#008 - What Are Coffee Prices Telling Us?
- renatostivanin
- Jan 25
- 2 min read
Updated: Jan 26
During these unique moments, information is more valuable than ever.
We would rather be writing about the flavour and quality of our beans from Brazil. Maybe better, we would like to talk about the impact on the environmental and local communities.
However, positive impact starts with access to information. This theme is important.
Each commodity has its futures curve, traded on exchanges such as ICE. Under normal circumstances, shorter contracts have lower prices than longer contracts. So that arbitrators can profit by:
buying the shorter contracts (lets say delivering in 1 month)
paying carrying costs (such as insurance, warehousing and capital costs)
selling the longer contract (lets say delivering in 6 months)
That is good for business.
The problem is that coffee futures have been inverted for a while.

When short-term prices rise due to supply restrictions, longer-term contracts tend not to follow, creating a negative premium for carrying that commodity.
It simply becomes too expensive to hold inventories.
In the case of coffee, international traders are not taking the coffee from producing countries to consuming countries. Inventory levels in Europe are reaching the lowest levels ever. Meanwhile, producers are holding an unsustainable level of inventory, exposed to several unbearable risks - such as robbery.

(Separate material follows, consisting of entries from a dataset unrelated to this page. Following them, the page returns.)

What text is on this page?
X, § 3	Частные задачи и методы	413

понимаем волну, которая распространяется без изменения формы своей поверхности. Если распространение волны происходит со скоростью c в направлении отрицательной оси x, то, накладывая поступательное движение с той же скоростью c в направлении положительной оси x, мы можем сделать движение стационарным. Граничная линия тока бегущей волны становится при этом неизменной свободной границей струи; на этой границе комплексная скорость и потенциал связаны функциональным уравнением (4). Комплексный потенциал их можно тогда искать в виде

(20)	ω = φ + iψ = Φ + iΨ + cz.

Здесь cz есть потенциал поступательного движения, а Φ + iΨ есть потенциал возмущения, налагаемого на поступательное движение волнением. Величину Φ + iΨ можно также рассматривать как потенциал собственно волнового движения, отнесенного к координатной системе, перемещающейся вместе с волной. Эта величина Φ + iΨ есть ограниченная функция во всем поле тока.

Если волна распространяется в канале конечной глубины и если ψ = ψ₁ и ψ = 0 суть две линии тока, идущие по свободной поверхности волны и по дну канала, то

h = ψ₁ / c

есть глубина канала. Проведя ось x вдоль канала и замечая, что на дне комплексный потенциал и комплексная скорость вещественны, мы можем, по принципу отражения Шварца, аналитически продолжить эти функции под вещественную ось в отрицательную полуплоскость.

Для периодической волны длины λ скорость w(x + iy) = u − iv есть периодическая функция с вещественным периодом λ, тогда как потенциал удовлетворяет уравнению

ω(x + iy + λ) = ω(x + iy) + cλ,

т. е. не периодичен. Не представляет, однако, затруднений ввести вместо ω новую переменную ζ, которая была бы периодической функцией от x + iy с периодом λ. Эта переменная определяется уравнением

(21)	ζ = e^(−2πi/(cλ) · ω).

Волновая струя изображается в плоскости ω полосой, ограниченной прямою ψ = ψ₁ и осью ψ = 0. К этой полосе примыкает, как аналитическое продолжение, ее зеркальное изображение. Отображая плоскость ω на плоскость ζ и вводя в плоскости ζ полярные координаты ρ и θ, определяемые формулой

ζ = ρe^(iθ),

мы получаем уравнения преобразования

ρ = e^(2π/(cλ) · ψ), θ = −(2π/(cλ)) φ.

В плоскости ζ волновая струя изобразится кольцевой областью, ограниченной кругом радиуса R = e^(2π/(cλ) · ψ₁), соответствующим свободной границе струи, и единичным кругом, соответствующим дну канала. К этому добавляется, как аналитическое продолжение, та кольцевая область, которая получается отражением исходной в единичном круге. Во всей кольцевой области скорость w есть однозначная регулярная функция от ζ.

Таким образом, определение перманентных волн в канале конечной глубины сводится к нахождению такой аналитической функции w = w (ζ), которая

What are the markets telling coffee roasters?
The market is saying futures prices will fall. Traders and distributors are not buying to rebuild their inventories. They prefer to wait.

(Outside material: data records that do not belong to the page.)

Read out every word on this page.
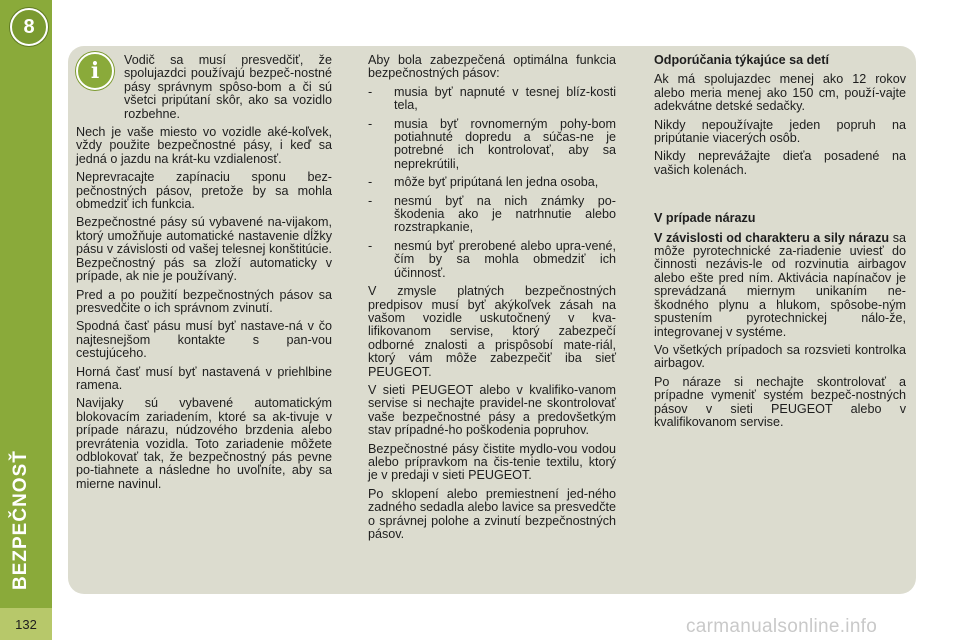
8
BEZPEČNOSŤ
132
i Vodič sa musí presvedčiť, že spolujazdci používajú bezpeč-nostné pásy správnym spôso-bom a či sú všetci pripútaní skôr, ako sa vozidlo rozbehne.

Nech je vaše miesto vo vozidle aké-koľvek, vždy použite bezpečnostné pásy, i keď sa jedná o jazdu na krát-ku vzdialenosť.

Neprevracajte zapínaciu sponu bez-pečnostných pásov, pretože by sa mohla obmedziť ich funkcia.

Bezpečnostné pásy sú vybavené na-vijakom, ktorý umožňuje automatické nastavenie dĺžky pásu v závislosti od vašej telesnej konštitúcie. Bezpečnostný pás sa zloží automaticky v prípade, ak nie je používaný.

Pred a po použití bezpečnostných pásov sa presvedčite o ich správnom zvinutí.

Spodná časť pásu musí byť nastave-ná v čo najtesnejšom kontakte s pan-vou cestujúceho.

Horná časť musí byť nastavená v priehlbine ramena.

Navijaky sú vybavené automatickým blokovacím zariadením, ktoré sa ak-tivuje v prípade nárazu, núdzového brzdenia alebo prevrátenia vozidla. Toto zariadenie môžete odblokovať tak, že bezpečnostný pás pevne po-tiahnete a následne ho uvoľníte, aby sa mierne navinul.

Aby bola zabezpečená optimálna funkcia bezpečnostných pásov:

-	musia byť napnuté v tesnej blíz-kosti tela,
-	musia byť rovnomerným pohy-bom potiahnuté dopredu a súčas-ne je potrebné ich kontrolovať, aby sa neprekrútili,
-	môže byť pripútaná len jedna osoba,
-	nesmú byť na nich známky po-škodenia ako je natrhnutie alebo rozstrapkanie,
-	nesmú byť prerobené alebo upra-vené, čím by sa mohla obmedziť ich účinnosť.

V zmysle platných bezpečnostných predpisov musí byť akýkoľvek zásah na vašom vozidle uskutočnený v kva-lifikovanom servise, ktorý zabezpečí odborné znalosti a prispôsobí mate-riál, ktorý vám môže zabezpečiť iba sieť PEUGEOT.

V sieti PEUGEOT alebo v kvalifiko-vanom servise si nechajte pravidel-ne skontrolovať vaše bezpečnostné pásy a predovšetkým stav prípadné-ho poškodenia popruhov.

Bezpečnostné pásy čistite mydlo-vou vodou alebo prípravkom na čis-tenie textilu, ktorý je v predaji v sieti PEUGEOT.

Po sklopení alebo premiestnení jed-ného zadného sedadla alebo lavice sa presvedčte o správnej polohe a zvinutí bezpečnostných pásov.

Odporúčania týkajúce sa detí

Ak má spolujazdec menej ako 12 rokov alebo meria menej ako 150 cm, použí-vajte adekvátne detské sedačky.

Nikdy nepoužívajte jeden popruh na pripútanie viacerých osôb.

Nikdy neprevážajte dieťa posadené na vašich kolenách.

V prípade nárazu

V závislosti od charakteru a sily nárazu sa môže pyrotechnické za-riadenie uviesť do činnosti nezávis-le od rozvinutia airbagov alebo ešte pred ním. Aktivácia napínačov je sprevádzaná miernym unikaním ne-škodného plynu a hlukom, spôsobe-ným spustením pyrotechnickej nálo-že, integrovanej v systéme.

Vo všetkých prípadoch sa rozsvieti kontrolka airbagov.

Po náraze si nechajte skontrolovať a prípadne vymeniť systém bezpeč-nostných pásov v sieti PEUGEOT alebo v kvalifikovanom servise.

carmanualsonline.info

Roasters should be patient and keep buying slowly, holding low inventory levels, equivalent to just a few weeks or months of consumption.
What are we trying to tell producers?
Enjoy it. This is time to sell. This too shall pass!!

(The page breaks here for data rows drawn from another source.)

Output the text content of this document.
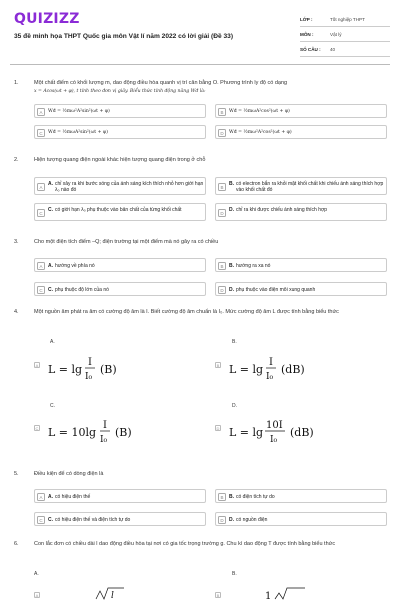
QUIZIZZ
35 đề minh họa THPT Quốc gia môn Vật lí năm 2022 có lời giải (Đề 33)
LỚP :	Tốt nghiệp THPT
MÔN :	Vật lý
SỐ CÂU :	40
1.	Một chất điểm có khối lượng m, dao động điều hòa quanh vị trí cân bằng O. Phương trình ly độ có dạng
x = Acos(ωt + φ), t tính theo đơn vị giây. Biểu thức tính động năng Wđ là:
A	Wđ = ½mω²A²sin²(ωt + φ)	B	Wđ = ½mωA²cos²(ωt + φ)
C	Wđ = ½mωA²sin²(ωt + φ)	D	Wđ = ½mω²A²cos²(ωt + φ)
2.	Hiện tượng quang điện ngoài khác hiện tượng quang điện trong ở chỗ
A	A. chỉ xảy ra khi bước sóng của ánh sáng kích thích nhỏ hơn giới hạn λ₀ nào đó	B	B. có electron bắn ra khỏi mặt khối chất khi chiếu ánh sáng thích hợp vào khối chất đó
C	C. có giới hạn λ₀ phụ thuộc vào bản chất của từng khối chất
D	D. chỉ ra khi được chiếu ánh sáng thích hợp
3.	Cho một điện tích điểm –Q; điện trường tại một điểm mà nó gây ra có chiều
A	A. hướng về phía nó	B	B. hướng ra xa nó
C	C. phụ thuộc độ lớn của nó	D	D. phụ thuộc vào điện môi xung quanh
4.	Một nguồn âm phát ra âm có cường độ âm là I. Biết cường độ âm chuẩn là I₀. Mức cường độ âm L được tính bằng biểu thức
A.
A L = lg
I
I₀
(B)
B.
B L = lg
I
I₀
(dB)
C.
C L = 10lg
I
I₀
(B)
D.
D L = lg
10I
I₀
(dB)
5.	Điều kiện để có dòng điện là
A	A. có hiệu điện thế	B	B. có điện tích tự do
C	C. có hiệu điện thế và điện tích tự do	D	D. có nguồn điện
6.	Con lắc đơn có chiều dài l dao động điều hòa tại nơi có gia tốc trọng trường g. Chu kì dao động T được tính bằng biểu thức
A.	B.
A	l	B	1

__________________________
Coffee Market Weekly Newsletter:
- NY Coffee C Futures: +0.92% weekly at U$ 350.90 cents/lb.
- B3 Coffee (USD): +0.77% weekly at U$ 432.30 / bag
- BRL/USD FX: +1.5% weekly
- 20' Freight Proxy (Santos-Rotterdam): -4% weekly
Key Highlights:
Robusta prices surged domestically in Vietnam.
US consumer coffee costs reached a record $6.776/lb.
The market stabilizes; climate drives high prices.
Sustainability certifications gain focus amid modest rises.